Dean, who last summer fled a prison term in Taiwan claiming he was framed in a deadly DUI hit-and-run, said he disclosed his whereabouts to Taiwan's representative office earlier this year as a bargaining chip for a retrial.
“I had told the Taipei authorities where I was by phoning the Taipei office in the UK with the intention of negotiating a return and fair trial,” Dean said in a statement relayed by human rights activist Linda Gail Arrigo, former wife of ex-DPP chairman Shih Ming-teh (施明德).

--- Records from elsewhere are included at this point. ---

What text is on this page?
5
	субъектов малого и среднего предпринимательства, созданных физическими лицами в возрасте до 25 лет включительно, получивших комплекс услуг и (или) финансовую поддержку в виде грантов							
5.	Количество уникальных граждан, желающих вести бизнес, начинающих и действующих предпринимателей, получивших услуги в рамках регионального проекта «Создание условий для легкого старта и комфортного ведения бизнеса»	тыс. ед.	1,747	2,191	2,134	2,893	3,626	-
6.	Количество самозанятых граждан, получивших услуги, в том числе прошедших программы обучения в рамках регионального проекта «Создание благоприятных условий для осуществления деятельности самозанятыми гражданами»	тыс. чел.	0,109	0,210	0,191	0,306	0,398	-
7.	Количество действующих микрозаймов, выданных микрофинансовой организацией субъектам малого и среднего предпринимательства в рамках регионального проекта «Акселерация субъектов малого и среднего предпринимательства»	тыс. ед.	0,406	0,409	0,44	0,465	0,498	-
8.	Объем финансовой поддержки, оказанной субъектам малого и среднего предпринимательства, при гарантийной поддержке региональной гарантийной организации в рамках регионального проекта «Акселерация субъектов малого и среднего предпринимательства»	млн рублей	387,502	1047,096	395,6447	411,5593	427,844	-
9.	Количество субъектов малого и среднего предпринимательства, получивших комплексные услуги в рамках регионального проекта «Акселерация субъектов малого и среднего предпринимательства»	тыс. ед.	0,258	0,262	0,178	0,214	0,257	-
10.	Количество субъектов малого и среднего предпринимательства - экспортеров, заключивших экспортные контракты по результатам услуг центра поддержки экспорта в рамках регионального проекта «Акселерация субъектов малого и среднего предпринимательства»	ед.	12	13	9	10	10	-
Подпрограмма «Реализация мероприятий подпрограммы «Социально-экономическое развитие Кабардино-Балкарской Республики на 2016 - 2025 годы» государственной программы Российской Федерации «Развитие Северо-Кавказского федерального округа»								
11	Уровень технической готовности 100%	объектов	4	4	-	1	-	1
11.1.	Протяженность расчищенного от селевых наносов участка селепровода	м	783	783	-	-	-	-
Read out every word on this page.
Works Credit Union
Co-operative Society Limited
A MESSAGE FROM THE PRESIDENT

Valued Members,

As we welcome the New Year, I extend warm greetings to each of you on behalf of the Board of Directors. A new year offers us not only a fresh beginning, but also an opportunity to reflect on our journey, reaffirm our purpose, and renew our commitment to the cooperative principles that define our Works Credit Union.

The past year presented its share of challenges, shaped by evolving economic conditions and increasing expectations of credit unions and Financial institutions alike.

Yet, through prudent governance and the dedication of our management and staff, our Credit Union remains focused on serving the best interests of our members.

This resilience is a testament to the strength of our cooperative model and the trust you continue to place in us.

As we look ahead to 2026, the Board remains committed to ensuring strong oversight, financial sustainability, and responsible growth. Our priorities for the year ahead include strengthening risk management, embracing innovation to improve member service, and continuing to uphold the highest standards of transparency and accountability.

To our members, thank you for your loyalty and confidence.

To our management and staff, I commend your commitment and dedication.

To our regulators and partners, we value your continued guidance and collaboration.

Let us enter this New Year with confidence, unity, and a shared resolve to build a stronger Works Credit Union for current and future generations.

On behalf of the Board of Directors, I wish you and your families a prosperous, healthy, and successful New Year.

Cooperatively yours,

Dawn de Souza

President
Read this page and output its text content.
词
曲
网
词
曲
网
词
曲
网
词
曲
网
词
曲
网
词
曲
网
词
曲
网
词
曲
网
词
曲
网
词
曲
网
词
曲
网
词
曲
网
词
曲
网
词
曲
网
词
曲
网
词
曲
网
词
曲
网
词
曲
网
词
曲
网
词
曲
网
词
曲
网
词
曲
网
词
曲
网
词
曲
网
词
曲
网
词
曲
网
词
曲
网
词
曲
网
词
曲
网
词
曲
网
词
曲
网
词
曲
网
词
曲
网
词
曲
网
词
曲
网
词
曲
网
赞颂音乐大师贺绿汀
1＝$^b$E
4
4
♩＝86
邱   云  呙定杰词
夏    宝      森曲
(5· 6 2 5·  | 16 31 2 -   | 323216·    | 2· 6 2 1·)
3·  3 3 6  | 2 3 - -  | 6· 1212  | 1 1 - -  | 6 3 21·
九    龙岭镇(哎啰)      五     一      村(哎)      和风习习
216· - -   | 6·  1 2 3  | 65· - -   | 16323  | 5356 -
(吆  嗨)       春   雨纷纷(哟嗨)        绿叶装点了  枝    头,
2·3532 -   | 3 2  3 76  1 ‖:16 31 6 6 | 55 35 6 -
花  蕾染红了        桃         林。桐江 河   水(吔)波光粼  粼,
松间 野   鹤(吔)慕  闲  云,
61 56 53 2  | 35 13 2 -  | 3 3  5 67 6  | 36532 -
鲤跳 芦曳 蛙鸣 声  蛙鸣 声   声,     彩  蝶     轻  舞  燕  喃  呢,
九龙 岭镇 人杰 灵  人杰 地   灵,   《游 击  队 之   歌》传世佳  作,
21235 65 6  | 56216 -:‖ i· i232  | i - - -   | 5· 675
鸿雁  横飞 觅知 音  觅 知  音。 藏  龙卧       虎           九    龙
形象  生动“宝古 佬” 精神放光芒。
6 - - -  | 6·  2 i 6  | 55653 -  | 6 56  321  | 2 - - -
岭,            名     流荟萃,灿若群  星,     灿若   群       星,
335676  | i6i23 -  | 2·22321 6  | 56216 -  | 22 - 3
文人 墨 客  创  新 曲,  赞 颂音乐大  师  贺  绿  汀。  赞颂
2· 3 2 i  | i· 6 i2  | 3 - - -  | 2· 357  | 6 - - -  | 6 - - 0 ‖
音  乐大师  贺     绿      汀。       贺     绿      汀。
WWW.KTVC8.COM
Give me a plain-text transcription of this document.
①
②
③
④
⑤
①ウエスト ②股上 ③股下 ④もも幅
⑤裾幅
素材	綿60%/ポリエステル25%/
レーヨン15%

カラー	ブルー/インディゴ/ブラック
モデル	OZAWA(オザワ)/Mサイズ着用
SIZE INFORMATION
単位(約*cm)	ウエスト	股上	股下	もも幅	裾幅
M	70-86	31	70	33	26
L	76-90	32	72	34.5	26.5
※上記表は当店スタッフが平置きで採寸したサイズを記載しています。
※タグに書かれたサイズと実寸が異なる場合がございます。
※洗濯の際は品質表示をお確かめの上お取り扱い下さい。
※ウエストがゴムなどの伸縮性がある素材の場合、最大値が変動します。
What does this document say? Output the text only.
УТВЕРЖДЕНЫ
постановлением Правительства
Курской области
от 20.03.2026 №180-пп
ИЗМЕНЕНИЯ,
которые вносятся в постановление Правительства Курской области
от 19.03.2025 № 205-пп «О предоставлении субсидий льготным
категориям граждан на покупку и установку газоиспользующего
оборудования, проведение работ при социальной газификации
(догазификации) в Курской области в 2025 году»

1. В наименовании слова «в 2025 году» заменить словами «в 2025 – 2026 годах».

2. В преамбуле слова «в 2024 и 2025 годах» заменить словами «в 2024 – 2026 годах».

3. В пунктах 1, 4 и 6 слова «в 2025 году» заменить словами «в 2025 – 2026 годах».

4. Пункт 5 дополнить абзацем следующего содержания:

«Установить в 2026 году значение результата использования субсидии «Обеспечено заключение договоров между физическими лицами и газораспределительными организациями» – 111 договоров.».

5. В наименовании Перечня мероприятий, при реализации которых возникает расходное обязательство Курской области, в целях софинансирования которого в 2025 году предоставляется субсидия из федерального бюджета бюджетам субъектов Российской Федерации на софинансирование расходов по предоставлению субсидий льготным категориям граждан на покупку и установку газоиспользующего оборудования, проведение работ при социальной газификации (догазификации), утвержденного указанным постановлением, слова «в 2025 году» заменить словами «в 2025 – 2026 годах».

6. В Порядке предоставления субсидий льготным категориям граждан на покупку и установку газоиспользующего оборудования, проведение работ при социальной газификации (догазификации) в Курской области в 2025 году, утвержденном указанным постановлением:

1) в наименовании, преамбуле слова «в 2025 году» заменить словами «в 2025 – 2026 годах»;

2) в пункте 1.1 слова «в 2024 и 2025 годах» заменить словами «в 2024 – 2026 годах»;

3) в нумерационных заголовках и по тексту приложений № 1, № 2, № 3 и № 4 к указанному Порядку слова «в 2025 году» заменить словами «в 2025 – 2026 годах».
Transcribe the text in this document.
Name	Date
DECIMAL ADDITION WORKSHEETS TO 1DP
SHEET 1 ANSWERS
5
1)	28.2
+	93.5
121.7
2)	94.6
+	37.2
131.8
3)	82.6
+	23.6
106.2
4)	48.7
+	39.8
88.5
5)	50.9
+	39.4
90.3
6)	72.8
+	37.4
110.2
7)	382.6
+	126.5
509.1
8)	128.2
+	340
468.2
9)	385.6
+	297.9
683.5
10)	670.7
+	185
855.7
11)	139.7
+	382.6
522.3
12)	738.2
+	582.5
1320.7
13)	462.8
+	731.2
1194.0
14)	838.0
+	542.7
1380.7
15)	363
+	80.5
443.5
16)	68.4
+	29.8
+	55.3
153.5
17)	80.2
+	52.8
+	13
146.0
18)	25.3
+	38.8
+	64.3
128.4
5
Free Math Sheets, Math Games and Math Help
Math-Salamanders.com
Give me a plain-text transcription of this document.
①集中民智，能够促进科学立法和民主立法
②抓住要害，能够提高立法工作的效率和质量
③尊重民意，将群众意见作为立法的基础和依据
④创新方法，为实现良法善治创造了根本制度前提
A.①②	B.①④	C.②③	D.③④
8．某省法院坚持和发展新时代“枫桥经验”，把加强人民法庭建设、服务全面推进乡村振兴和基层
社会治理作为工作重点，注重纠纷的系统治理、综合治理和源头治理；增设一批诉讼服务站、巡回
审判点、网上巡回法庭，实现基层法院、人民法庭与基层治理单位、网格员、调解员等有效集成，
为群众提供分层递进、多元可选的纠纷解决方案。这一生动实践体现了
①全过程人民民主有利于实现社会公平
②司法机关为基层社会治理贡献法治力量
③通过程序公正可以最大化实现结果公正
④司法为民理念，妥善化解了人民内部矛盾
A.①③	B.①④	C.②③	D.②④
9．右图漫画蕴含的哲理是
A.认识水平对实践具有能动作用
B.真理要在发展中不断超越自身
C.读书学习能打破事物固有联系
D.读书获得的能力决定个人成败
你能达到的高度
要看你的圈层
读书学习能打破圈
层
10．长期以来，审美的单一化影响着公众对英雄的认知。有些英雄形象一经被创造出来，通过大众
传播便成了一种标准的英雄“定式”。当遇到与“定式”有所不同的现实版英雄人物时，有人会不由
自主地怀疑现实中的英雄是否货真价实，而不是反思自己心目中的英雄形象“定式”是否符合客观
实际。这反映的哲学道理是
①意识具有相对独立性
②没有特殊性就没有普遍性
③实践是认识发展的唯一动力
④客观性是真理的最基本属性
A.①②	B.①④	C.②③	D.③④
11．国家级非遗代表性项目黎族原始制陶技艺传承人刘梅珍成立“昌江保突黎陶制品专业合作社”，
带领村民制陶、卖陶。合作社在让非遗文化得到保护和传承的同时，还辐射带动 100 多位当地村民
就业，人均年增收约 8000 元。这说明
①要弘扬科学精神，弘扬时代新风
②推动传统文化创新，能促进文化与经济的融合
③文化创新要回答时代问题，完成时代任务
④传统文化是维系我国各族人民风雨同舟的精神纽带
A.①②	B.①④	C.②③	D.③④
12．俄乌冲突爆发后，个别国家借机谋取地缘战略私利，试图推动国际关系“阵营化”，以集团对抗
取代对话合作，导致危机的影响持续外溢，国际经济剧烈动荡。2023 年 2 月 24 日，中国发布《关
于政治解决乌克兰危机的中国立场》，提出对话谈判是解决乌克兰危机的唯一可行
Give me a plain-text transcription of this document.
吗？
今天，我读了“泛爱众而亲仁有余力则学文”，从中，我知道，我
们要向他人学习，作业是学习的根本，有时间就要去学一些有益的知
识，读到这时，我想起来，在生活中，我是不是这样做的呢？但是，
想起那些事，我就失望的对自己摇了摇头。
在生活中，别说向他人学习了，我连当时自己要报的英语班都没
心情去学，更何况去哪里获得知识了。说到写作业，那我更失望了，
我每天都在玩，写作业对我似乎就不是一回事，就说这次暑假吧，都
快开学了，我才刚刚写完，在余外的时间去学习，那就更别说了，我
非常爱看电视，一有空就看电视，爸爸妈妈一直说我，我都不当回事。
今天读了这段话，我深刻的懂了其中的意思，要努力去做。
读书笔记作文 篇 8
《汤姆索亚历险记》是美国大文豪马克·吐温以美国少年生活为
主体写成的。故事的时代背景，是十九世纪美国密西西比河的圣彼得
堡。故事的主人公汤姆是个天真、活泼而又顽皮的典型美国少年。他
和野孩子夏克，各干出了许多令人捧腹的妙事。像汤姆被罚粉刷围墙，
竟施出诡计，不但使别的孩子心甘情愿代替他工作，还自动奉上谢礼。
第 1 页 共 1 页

Shen Lyu-shun (沈呂巡), Taipei's representative to the UK, minced no words in his denial of the claim, dismissing it as a hollow bid for judicial leniency. “He never told us where he was — never, ever, never, never,” said Shen, while confirming he did receive email correspondence from Dean which made no reference to his location.
The Ministry of Justice's yearlong hunt for the on-the-lam British businessman — tracing him from Scotland to a Swiss hideout — culminated on Oct. 17, when he was arrested by Scottish authorities in Edinburgh, where he was renting an apartment under his own name.
A month-long delay in the disclosure of Dean's capture, however baffling, offered a counterpoint to the chapter closing elsewhere. Dean's compatriot accomplice, Christopher David Churcher, was escorted that day to the airport by immigration police, after his seven-month sentence for supplying the passport Dean used to slip incognito past customs was commuted. Churcher did it purely in the name of justice, he said, but later pocketed a kickback.
In January, a Sheriff Court judge will consider whether the court judgments may have been marred by a lack of evidence, including street-camera footage from along the four-mile route where the accident took place. Dean claims it would have proven he was merely a valet-chauffeured passenger, asleep when Huang Jun-de, 32, was fatally struck while riding a scooter he had borrowed from his aunt.
Since brokering a memorandum of understanding with the UK, which allows the extradition request to proceed without an existing treaty, Minister of Justice Lo Ying-shay (羅瑩雪) expressed optimism over Dean's return that has been cautious elsewhere, even among firebrands that condemned the former CEO of NCL Media Taiwan.
“The Ministry of Justice is working hard,” said Taipei city councilman Lin Rui-tu (林瑞圖) to The China Post, “but the chances are low and my hopes aren't very high.”
Lin suspects that Dean's attorney may draw out the proceedings to invoke a discretionary “passage of time” clause under the UK-wide Extradition Act of 2003.